The aluminium-wrapped vertical structure on the Norwegian capital’s waterfront provides expansive spaces for the iconic artist’s work
Words by Will Jennings
When Oslo’s opera house opened in 2008 and people discovered they could climb up and across the irregularly hewn Snøhetta-designed rooftop, a new civic engagement between architecture and the Norwegian capital was born. It was also a driver for a new urban relationship to the water centred on culture and architectural spectacle. MVRDV masterplanned Bjørvika Barcode, David Adjaye added to the Nobel Peace Centre, and the Deichman library landed. Now, the fjord’s magnetism has pulled the Munch museum 2km from its original home to a new £230m ‘vertical museum’ designed by Estudio Herreros, which opens on 22 October.
The verticality is dominant, wrestling for attention and iconic status from near-neighbours, looming larger than its 13 storeys by virtue of the wraparound dark aluminium cladding’s monolithic monumentality, seemingly in deliberate provocation to the glacial opera house which it towers over.

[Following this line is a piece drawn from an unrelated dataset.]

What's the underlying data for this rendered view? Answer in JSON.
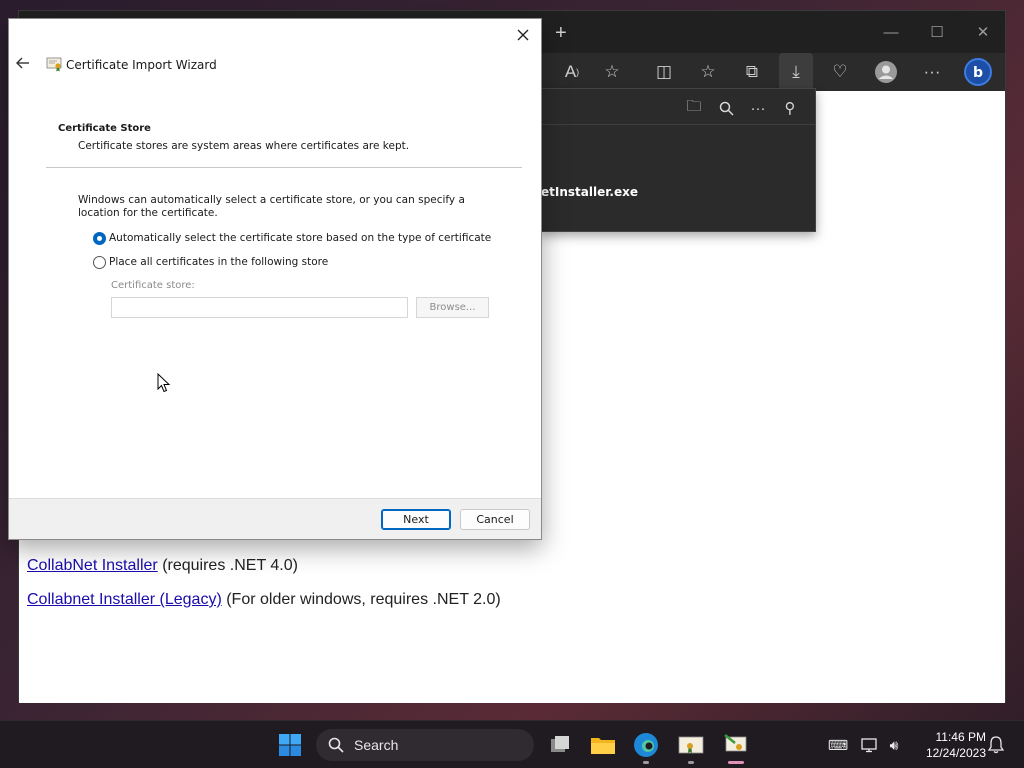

Sitting on a peninsula along a waterfront of pleasure and promenading, the museum invites visitors inside to two distinct zones, called the ‘static’ and the ‘dynamic’. The ‘static’ is a climate-controlled and light-blocking concrete shell within which artworks are displayed to visitors and worked on by conservators. The ‘dynamic’ zone carries the cafes, bars, shop, offices, auditorium, and spaces of public navigation.
Upon entering, the space immediately opens up into a welcoming lobby for mingling, shopping, or passing through towards a cafe with beautifully framed fjord views. There is a legibility to this space, which Estudio Herreros founding partner Juan Herreros has described as ‘a comfortable feeling that everything is waiting for you’, hoping that visitors will intuitively understand how to read the building and navigate to their destination – auditorium, gallery, cafe or restaurant.
But after this initial welcome, navigating the Munch is far from comfortable. Most visitors will head to the gallery tower through a vertical slice of the building which contains zig-zag escalators and glass-wrapped lift shaft, but narrow corridors, tight turns, and slowly opening doors make the journey more akin to negotiating an airport terminal than a journey towards a cultural and vertiginous sublime.
There are moments on this journey where the palette of materials – metal, reflective glass, and huge steel sections supporting the top floors’ architectonic kink – creates cluttered and oppressive spaces of genuine angst. Meanwhile, views through the confining cladding’s perforation enclose the viewer within, rather than opening up to the outside – perhaps unintentional references to the anxiety-riddled Edvard Munch himself, who once wrote in his diary: ‘My sufferings are part of my self and my art.’
It is left to furnishings selected by interior designer Marius Brandl to soften the rigidity of the public spaces. Intelligent use of hanging and rotating Amisol lights help bring joy to the ground floor, while designers Andreas Engesvik and Jonas Stokke worked with Vestre to create furniture as a brief moment of calm on each floor of the ascent.
At the summit, Brandl hung sweeping curtains to bring some comfort, and for the roof terrace designed a playful flip-lid bar. These elevated spaces will no doubt prove popular with a trendy Oslo crowd and corporate hires, but there appears to be little space at the top for a generosity equivalent to Tate Modern’s viewing platform. This seems a contained space of consumption, views through glass seemingly only on offer for those imbibing, digesting and dancing.
At the time of my visit to the museum in late summer, the static zone of the galleries was not finished, so not possible to visit, but across the 11 galleries, wall colours and timber floor – a detail also used in the sizeable and well-detailed multi-use auditorium – appear to provide a calmer environment within which to contemplate the existentiality and materiality of Munch’s work. The artist’s ‘monumental’ paintings, including The Sun, now have a dedicated double-height gallery, and curators have more space to explore and develop new ways of understanding the collection.
Whether over time the museum’s solid form softens into the cityscape, or stands as awkward bookend to the cultural quarter, is perhaps moot. Ultimately the success of the building will be not in the cladding or corridors, but in the ability for Munch’s work to be seen in new light and curatorial depth, and for the broad cultural events programme the sheer scale of 26,000 sq m allows. With five times the space of its previous building, the work of Munch can now hang resplendently, and when gazing into his bottomless abyss, even the harshest surroundings evaporate.